In the 1980s you needed the right car and a perm or mullet (depending how far south of Coventry you lived). But now in the 2020s, you need the right clothes, smell, haircut, phone, social media profile, Instagram likes and who knows what else. Plus, should you get successful, the bar for what counts as sex these days has got a lot higher. If you grew up watching the kind of adult content that most teenagers do now, you’re not expecting the laydeez to be happy with a clumsy under-the-jumper fumble, sticky fingers and a mumbled apology. You’ll be expecting to do it for hours, in many positions while grunting a script first written in the seedier end of 1980s Hollywood and revisited unconvincingly by unconvinced teenage-lovehunters ever since.

It’s no wonder they’ve got problems.

Ok, stop. Please. Stop. And yes, I know I’m being terribly flippant about a subject that is horrific, debilitating and crippling to those who are suffering. But the point is this. Very few of those affected here started off like this. Many are suffering but  in many cases this is a condition caused by wonky neurochemistry, knocked off-kilter by events and not infection or disability. We, as a society have to look at the problem differently and take some responsibility for fixing it.

For example, which bright spark decided that the correct approach for society to take about alcohol was that getting utterly, utterly rat-legged at every opportunity was the behaviour of the aspirational good guys, while staying sober, cohesive and learning to be interesting by being smart or funny or considered was somehow boring?

Pretty much every advertising message we see suggests some kind of sexual conquest either overt or covert, which is weird, because – can we be honest here – once you get beyond about 25, there are many more things in life a lot more rewarding than sex.
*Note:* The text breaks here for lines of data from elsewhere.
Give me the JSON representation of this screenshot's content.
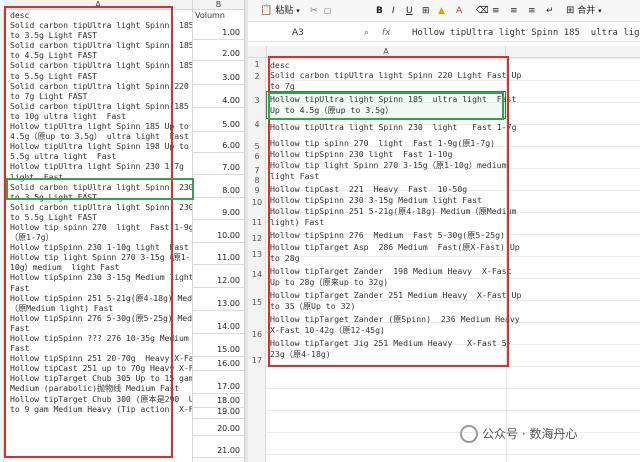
{
  "left_sheet": {
    "col_a_header": "A",
    "col_b_header": "B",
    "col_b_title": "Volumn",
    "lines": [
      "desc",
      "Solid carbon tipUltra light Spinn  185 Up",
      "to 3.5g Light FAST",
      "Solid carbon tipUltra light Spinn  185 Up",
      "to 4.5g Light FAST",
      "Solid carbon tipUltra light Spinn  185 Up",
      "to 5.5g Light FAST",
      "Solid carbon tipUltra light Spinn 220 Up",
      "to 7g Light FAST",
      "Solid carbon tipUltra light Spinn 185 Up",
      "to 10g ultra light  Fast",
      "Hollow tipUltra light Spinn 185 Up to",
      "4.5g（原up to 3.5g） ultra light  Fast",
      "Hollow tipUltra light Spinn 198 Up to",
      "5.5g ultra light  Fast",
      "Hollow tipUltra light Spinn 230 1-7g",
      "light  Fast",
      "Solid carbon tipUltra light Spinn  230 Up",
      "to 3.5g Light FAST",
      "Solid carbon tipUltra light Spinn  230 Up",
      "to 5.5g Light FAST",
      "Hollow tip spinn 270  light  Fast 1-9g",
      "（原1-7g）",
      "Hollow tipSpinn 230 1-10g light  Fast",
      "Hollow tip light Spinn 270 3-15g（原1-",
      "10g）medium  light Fast",
      "Hollow tipSpinn 230 3-15g Medium light",
      "Fast",
      "Hollow tipSpinn 251 5-21g(原4-18g) Medium",
      "（原Medium light) Fast",
      "Hollow tipSpinn 276 5-30g(原5-25g) Medium",
      "Fast",
      "Hollow tipSpinn ??? 276 10-35g Medium",
      "Fast",
      "Hollow tipSpinn 251 20-70g  Heavy X-Fast",
      "Hollow tipCast 251 up to 70g Heavy X-Fast",
      "Hollow tipTarget Chub 305 Up to 15 gam",
      "Medium (parabolic)抛物线 Medium Fast",
      "Hollow tipTarget Chub 300 (原本是290  Up",
      "to 9 gam Medium Heavy (Tip action) X-Fast"
    ],
    "volumes": [
      "1.00",
      "2.00",
      "3.00",
      "4.00",
      "5.00",
      "6.00",
      "7.00",
      "8.00",
      "9.00",
      "10.00",
      "11.00",
      "12.00",
      "13.00",
      "14.00",
      "15.00",
      "16.00",
      "17.00",
      "18.00",
      "19.00",
      "20.00",
      "21.00"
    ]
  },
  "right_window": {
    "ribbon": {
      "paste_label": "粘贴",
      "merge_label": "合并"
    },
    "name_box": "A3",
    "fx_symbol": "fx",
    "formula_content": "Hollow tipUltra light Spinn 185  ultra light  Fast",
    "col_header": "A",
    "row_numbers": [
      "1",
      "2",
      "3",
      "4",
      "5",
      "6",
      "7",
      "8",
      "9",
      "10",
      "11",
      "12",
      "13",
      "14",
      "15",
      "16",
      "17"
    ],
    "lines": [
      "desc",
      "Solid carbon tipUltra light Spinn 220 Light Fast Up",
      "to 7g",
      "Hollow tipUltra light Spinn 185  ultra light  Fast",
      "Up to 4.5g（原up to 3.5g）",
      "Hollow tipUltra light Spinn 230  light   Fast 1-7g",
      "Hollow tip spinn 270  light  Fast 1-9g(原1-7g)",
      "Hollow tipSpinn 230 light  Fast 1-10g",
      "Hollow tip light Spinn 270 3-15g（原1-10g）medium",
      "light Fast",
      "Hollow tipCast  221  Heavy  Fast  10-50g",
      "Hollow tipSpinn 230 3-15g Medium light Fast",
      "Hollow tipSpinn 251 5-21g(原4-18g) Medium（原Medium",
      "light) Fast",
      "Hollow tipSpinn 276  Medium  Fast 5-30g(原5-25g)",
      "Hollow tipTarget Asp  286 Medium  Fast(原X-Fast) Up",
      "to 28g",
      "Hollow tipTarget Zander  198 Medium Heavy  X-Fast",
      "Up to 28g（原来up to 32g)",
      "Hollow tipTarget Zander 251 Medium Heavy  X-Fast Up",
      "to 35（原Up to 32)",
      "Hollow tipTarget Zander (原Spinn)  236 Medium Heavy",
      "X-Fast 10-42g（原12-45g)",
      "Hollow tipTarget Jig 251 Medium Heavy   X-Fast 5-",
      "23g（原4-18g)"
    ]
  },
  "watermark": "公众号 · 数海丹心",
  "colors": {
    "red_box": "#e52a2a",
    "green_box": "#33a24a"
  }
}
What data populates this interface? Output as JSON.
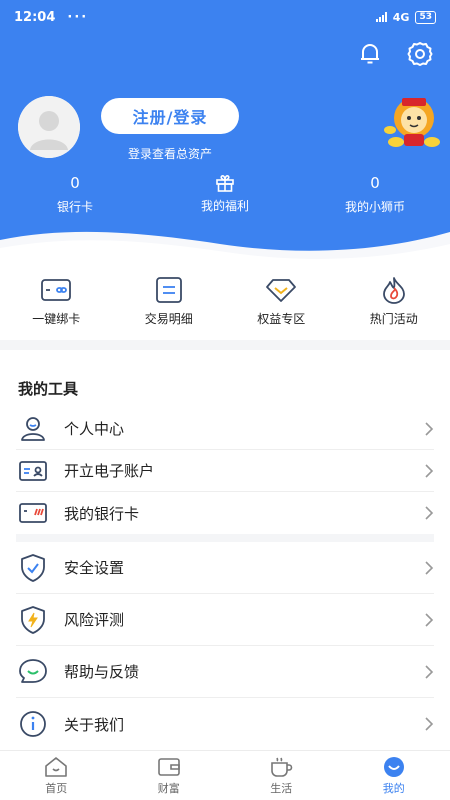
{
  "status_bar": {
    "time": "12:04",
    "dots": "···",
    "network": "4G",
    "battery": "53"
  },
  "header": {
    "login_button": "注册/登录",
    "login_hint": "登录查看总资产",
    "stats": [
      {
        "value": "0",
        "label": "银行卡"
      },
      {
        "value": "",
        "label": "我的福利"
      },
      {
        "value": "0",
        "label": "我的小狮币"
      }
    ]
  },
  "quick_actions": [
    {
      "label": "一键绑卡",
      "icon": "card-link-icon"
    },
    {
      "label": "交易明细",
      "icon": "transaction-list-icon"
    },
    {
      "label": "权益专区",
      "icon": "diamond-icon"
    },
    {
      "label": "热门活动",
      "icon": "flame-icon"
    }
  ],
  "tools": {
    "title": "我的工具",
    "group1": [
      {
        "label": "个人中心",
        "icon": "user-icon"
      },
      {
        "label": "开立电子账户",
        "icon": "id-card-icon"
      },
      {
        "label": "我的银行卡",
        "icon": "bank-card-icon"
      }
    ],
    "group2": [
      {
        "label": "安全设置",
        "icon": "shield-check-icon"
      },
      {
        "label": "风险评测",
        "icon": "shield-bolt-icon"
      },
      {
        "label": "帮助与反馈",
        "icon": "chat-smile-icon"
      },
      {
        "label": "关于我们",
        "icon": "info-icon"
      }
    ]
  },
  "bottom_nav": [
    {
      "label": "首页",
      "icon": "home-icon"
    },
    {
      "label": "财富",
      "icon": "wallet-icon"
    },
    {
      "label": "生活",
      "icon": "coffee-cup-icon"
    },
    {
      "label": "我的",
      "icon": "profile-icon",
      "active": true
    }
  ],
  "colors": {
    "brand": "#3c82f0",
    "icon_stroke": "#3a4a66",
    "accent_yellow": "#f2b21b",
    "accent_red": "#e84a3a"
  }
}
Who decided that being cool was more desirable than being smart and, come to think of it, who the heck decides what is genuinely cool anyway? At the risk of sounding like a dowdy-old-fekker, one of the more curious things the second 25 years of my life taught me was that I generally have a lot more fun and enjoyment when I’m sober, because then I do the things like motorcycling, thinking and intellectual lion-taming that become a lot more dangerous when drunk.

Am I missing something here? Are we no longer capable of deciding this for ourselves and isn’t the whole point about being cool that it happens by actually being different from the crowd and not being told what to do?

Maybe one tiny part we mid-life mavericks can play is to grow-up, act like role-models and work out what a meaningful middle-age looks like instead of trying to recreate our early years or just carry on being an idiot. Former US President Barack Obama is probably the best-known living example of this new role model. Dignified, confident, aspirational and absolutely an inspiration to anyone.

Just supposing we could make our middle-age lives as aspirational as Obama? What’s stopping us? Most of us have the jobs, lifestyle and confidence that we lacked at 25? Instead of worrying about getting older let’s embrace what we are becoming and enjoy it.

That way we can show the nippers by example that we are confident enough to be who we are, regardless of our success at DIY, dancing or going more than 90 minutes without needing a pee. Maybe if we can build an alternative aspiration to mindless marketing alcohol-fuelled ‘cool’, then, a portion of them will feel confident enough to nurture their own way of rebelling against the march of marketing too.

Obviously, the caveat here is that I understand just how superficial this post has been. I’m not even as stupid as I look and clearly, mental health challenges are borne from a hundred different causes. I don’t want to trivialise anyone’s struggle with these issues, but I do feel that some of the above might just make a teeny difference to a small number of people and who knows where that might cascade down to.

Good luck fellas, we’re all thinking of you.